A similar thing occurred in popular music. Everything that happened at the end of the 1970s and the beginning of the 1980s (when pop music felt a desire to become art, when punk spread its wings, an industrial scene emerged, electro artists were taking their  first steps, etc.) showed similar ambitions. All that counted were uncompromisingness, experiment and innovativeness. Those were the last days of musical manifestos. Later, as usual in such cases, avant-garde impulses began to cease. Something burned out. Today we can only copy those gestures and repeat them endlessly – such a post-modernistic game...


illustration: Tomasz Kaczkowski


But maybe avant-garde is still possible? Maybe some signs can be spotted on the earth or in the sky to show the possibility of the revival of this courageous spiritual attitude? If yes, they should be sought not in the art itself, but at the interface between a few areas of man’s intellectual activity: art, science and philosophy. It seems that the next spiritual dash will be the act not of man, but of a machine – or more precisely: of man linked to a machine, of a “post-man” (as contemporary researchers on culture say).

I have recently read an interesting book on predictions for the future. Thirty eminent philosophers, specialists in various areas of life, tried to predict how the world and man will change in the less or more distant future. In my opinion, the most interesting chapters are those which treat about the influence of machines on man. Since it became obvious that without machines we wouldn’t manage in the contemporary world, man has changed, as have his perception, his way of thinking, as has human identity. Avant-garde, “the vanguard” of human community, is an army of machines. Everything suggests  that this tendency will last and develop.

A very interesting chapter was penned by Sherry Turkle, a researcher who deals with the problems of relations (mainly emotional) between machines and  man. Turkle observes that it is not important whether in the future machines will  be intelligent in the way people are (will have their own identity, their ego). What is much more important is the moment when man begins to treat a machine as if it were intelligent (begins to ascribe to it human characteristics, begins to believe it possesses a human identity, an ability to feel). Man falls in love with the machine, which leads to the development of a certain new existence, biological-technological hybrid. On the other hand, this “humanisation” of machines brings changes in the perception of man’s own identity. It is very well visible in the Internet. Lots of people love “to play” with their identity, to melt in the kaleidoscope of artificially created identities. The simulation of a self has become extremely tempting. This tendency will develop with the development of opportunities offered by electronic simulation. Will we live to see the moment when our own identity deteriorates? In fractal structures of the net there are no answers to those questions yet, but they are worth asking. And this is what modern art, science and philosophy do.     

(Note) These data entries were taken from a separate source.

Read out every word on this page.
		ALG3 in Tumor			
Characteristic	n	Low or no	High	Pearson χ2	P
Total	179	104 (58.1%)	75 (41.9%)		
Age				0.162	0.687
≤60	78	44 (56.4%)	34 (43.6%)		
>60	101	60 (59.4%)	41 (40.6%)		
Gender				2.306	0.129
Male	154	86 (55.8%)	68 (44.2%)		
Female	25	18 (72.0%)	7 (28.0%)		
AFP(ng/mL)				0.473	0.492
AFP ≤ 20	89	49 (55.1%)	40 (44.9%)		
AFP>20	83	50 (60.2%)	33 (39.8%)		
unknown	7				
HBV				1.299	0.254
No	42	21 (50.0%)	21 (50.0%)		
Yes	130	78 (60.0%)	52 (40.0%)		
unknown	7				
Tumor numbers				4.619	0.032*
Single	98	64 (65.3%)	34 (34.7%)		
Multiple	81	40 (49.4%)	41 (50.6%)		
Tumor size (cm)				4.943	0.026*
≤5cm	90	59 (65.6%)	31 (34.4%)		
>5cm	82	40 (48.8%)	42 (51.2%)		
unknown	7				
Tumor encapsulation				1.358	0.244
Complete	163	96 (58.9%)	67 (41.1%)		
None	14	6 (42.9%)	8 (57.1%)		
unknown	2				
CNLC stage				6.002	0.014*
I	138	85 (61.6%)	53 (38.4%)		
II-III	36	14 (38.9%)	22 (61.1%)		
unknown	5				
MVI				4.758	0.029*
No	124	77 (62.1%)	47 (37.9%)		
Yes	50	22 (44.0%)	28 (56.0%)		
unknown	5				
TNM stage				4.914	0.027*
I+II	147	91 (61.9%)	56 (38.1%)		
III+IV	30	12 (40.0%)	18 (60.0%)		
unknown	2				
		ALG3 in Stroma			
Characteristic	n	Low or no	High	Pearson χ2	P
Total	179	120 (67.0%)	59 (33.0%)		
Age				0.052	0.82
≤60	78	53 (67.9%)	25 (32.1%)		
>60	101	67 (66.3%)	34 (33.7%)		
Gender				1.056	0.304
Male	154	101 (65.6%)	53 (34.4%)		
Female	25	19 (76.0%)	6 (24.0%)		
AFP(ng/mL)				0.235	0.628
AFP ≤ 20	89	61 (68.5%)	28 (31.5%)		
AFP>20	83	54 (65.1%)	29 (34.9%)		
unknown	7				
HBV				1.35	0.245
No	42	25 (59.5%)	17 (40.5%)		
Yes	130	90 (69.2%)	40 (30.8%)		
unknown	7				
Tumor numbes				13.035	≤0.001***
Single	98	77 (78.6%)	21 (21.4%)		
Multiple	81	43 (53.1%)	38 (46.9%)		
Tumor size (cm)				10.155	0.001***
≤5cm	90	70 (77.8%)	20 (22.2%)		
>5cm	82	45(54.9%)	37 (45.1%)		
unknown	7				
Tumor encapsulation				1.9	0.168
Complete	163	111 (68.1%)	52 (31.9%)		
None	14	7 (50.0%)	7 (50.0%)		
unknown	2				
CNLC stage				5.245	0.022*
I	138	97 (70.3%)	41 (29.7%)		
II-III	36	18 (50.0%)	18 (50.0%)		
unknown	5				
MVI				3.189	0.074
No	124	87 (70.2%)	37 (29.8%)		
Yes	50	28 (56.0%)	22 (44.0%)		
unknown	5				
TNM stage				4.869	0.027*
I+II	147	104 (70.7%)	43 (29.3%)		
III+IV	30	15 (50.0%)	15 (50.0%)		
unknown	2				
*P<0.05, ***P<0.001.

It seems that all the dreams of avant-garde artists fade when compared to what is offered by modern science with its whole technological base. The future has never been so close. We live in very interesting times, and that’s why we should devote ourselves to their profound exploration. Modern artists know that, and so they obsessively explore the space of modern media which have become something more than a mirror in which we can look at ourselves. Electronic media have changed our self-image. What is that we can see on computer screens? How strong does it influence our perception of the world? Where does man end and a machine start? Those most intriguing questions should last for a long time. But wait…”us” – means who?...Who is this “I” that is asking questions? Does the symbiotic relation between man an the machine allow such questions? Is there still any “I”, or is that another link which refers us to nowhere?